Tema: Castigar a los donatistas, sin causarles la muerte.
Hipona: A finales del año 408
Agustín saluda en el Señor a Donato, señor eximio y justamente honorable, e hijo digno de toda alabanza.
1. ¡Ojalá no se encontrase la Iglesia de África agitada por tan graves aflicciones, que tenga necesidad del auxilio de poder alguno temporal! Mas el Apóstol dice: No hay potestad sino de Dios1. Y, puesto que eres tú el que socorres a la madre Iglesia, favoreciendo a sus sincerísimos hijos, nuestro auxilio está en el nombre del Señor, que hizo el cielo y la tierra2. ¿Quién no verá que hemos recibido del cielo un no pequeño alivio en estas aflicciones, cuando un tal varón como tú, amantísimo del nombre de Cristo, ha ascendido a la dignidad proconsular? De este modo, el poder, asociado a la buena voluntad, podrá cohibir a los enemigos de la Iglesia en sus criminales y sacrílegos atrevimientos, ¡oh señor eximio, justamente honorable e insignemente laudable hijo! En fin, sólo hay una cosa que me cause temor en tu justicia. Es verdad que todo el mal que cometen contra la sociedad cristiana esos impíos e ingratos es, sin duda, más grave y atroz que si se cometiera contra otra clase de gentes. Por eso temo que tu pienses quizá reprimirlo atendiendo a la enormidad de los delitos y no a la mansedumbre cristiana. Te suplico por el mismo Cristo que no lo hagas. Porque no buscamos en esta tierra la venganza de nuestros enemigos. Los males que nos hacen padecer no deben reducirnos a tal angustia espiritual, que olvidemos lo que nos impuso aquel por cuya verdad y nombre padecemos: amamos a nuestros enemigos y rezamos por ellos3. Por eso, cuando se presenta la ocasión de llevarlos a los temibles tribunales o aplicarles el rigor de las leyes, deseamos corregirlos, no darles muerte, para que no incurran en la pena de la condenación eterna. No queremos que sigan rebeldes a la disciplina ni que se les someta a los suplicios que merecen. Reprime sus pecados de manera que tengamos gente arrepentida de haber pecado.

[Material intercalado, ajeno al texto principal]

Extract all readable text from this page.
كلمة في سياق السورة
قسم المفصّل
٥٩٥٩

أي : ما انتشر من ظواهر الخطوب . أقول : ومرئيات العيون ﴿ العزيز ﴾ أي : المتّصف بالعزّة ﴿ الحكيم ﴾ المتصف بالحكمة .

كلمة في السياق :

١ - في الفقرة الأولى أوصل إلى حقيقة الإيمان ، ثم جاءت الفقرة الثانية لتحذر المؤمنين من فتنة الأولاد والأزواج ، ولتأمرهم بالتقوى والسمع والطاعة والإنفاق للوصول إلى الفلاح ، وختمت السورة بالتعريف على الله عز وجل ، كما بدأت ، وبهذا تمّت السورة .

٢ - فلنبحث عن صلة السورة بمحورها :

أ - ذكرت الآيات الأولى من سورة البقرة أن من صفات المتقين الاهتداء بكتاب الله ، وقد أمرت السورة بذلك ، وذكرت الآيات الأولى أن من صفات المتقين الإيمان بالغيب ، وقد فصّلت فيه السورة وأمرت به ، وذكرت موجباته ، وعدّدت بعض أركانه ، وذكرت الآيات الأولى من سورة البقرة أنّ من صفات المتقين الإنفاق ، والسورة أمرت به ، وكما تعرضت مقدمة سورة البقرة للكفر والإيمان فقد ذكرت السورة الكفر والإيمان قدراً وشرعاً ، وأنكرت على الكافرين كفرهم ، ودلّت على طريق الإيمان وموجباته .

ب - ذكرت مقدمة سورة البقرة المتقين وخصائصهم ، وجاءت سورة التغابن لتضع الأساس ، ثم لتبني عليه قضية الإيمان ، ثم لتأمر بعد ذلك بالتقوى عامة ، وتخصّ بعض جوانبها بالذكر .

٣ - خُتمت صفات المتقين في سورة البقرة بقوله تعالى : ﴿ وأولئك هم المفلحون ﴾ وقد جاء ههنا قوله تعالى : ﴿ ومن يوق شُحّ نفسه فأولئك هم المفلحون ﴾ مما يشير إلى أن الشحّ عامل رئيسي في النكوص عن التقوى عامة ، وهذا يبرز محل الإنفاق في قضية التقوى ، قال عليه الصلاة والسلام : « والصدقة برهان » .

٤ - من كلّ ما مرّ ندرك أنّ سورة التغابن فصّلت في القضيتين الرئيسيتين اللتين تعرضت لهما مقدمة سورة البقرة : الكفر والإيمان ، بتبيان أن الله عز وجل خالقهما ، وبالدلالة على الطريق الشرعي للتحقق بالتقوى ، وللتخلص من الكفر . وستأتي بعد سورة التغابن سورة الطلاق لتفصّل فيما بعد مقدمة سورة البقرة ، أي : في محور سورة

2. Te ruego, pues, que, cuando asistas a los pleitos de la Iglesia y veas que se le ha hecho objeto y víctima de graves injurias, olvides la potestad que tienes de matar y no olvides esta mi petición. No te parezca ruin e indigno, hijo honorable y dilectísimo, el que yo te pida que no los mates, pues pido al Señor que se corrijan. Además, no debemos nunca separarnos de nuestro propósito invariable de vencer el mal por el bien4. Tenga además en cuenta tu prudencia que solos los eclesiásticos tienen la misión de presentarte las causas eclesiásticas. Por lo tanto, si piensas que debes dar muerte a los que incurren en tales delitos, nos amedrentarás para que no lleguen tales causas a tu tribunal por iniciativa nuestra. Y si eso se sabe, los donatistas se entregarán a una más licenciosa audacia, para nuestra ruina, mientras a nosotros se nos impone la necesidad de dejarnos matar por ellos espontáneamente antes de llevarlos a tu tribunal para que los mates. Por favor, no recibas con desdén esta amonestación, demanda y súplica mía. Supongo que recordarás que podría tener una gran confianza en ti, aunque yo no fuera obispo y tú estuvieses encumbrado en una mucho más alta dignidad. Conozcan cuanto antes los herejes donatistas, por un edicto de tu excelencia, que siguen en vigor las leyes promulgadas contra su error, pues creen que ya no son válidas y se jactan de ello. Por lo menos de ese modo podrán dejarnos en paz un tanto. Mucho nos ayudarás para que nuestros trabajos y peligros rindan su fruto si consideras esto. No es cuestión de reprimir con leyes imperiales a esa secta baladí, llena de insano orgullo; los criminales aparecerán ante su conciencia y ante sus partidarios como mártires de la verdad y de la justicia. Lo que importa es que los criminales aparezcan convictos e informados con documentación fehaciente de sus delitos en las actas de tu prestancia o de tus jueces subordinados, para que los detenidos por tus órdenes dobleguen, si es posible, su endurecida voluntad y lean a otros el proceso para su salud. La mera represión, sin la instrucción, es una diligencia pesada más bien que útil, aunque se ejecute para evitar tan grande mal y lograr tan grande bien.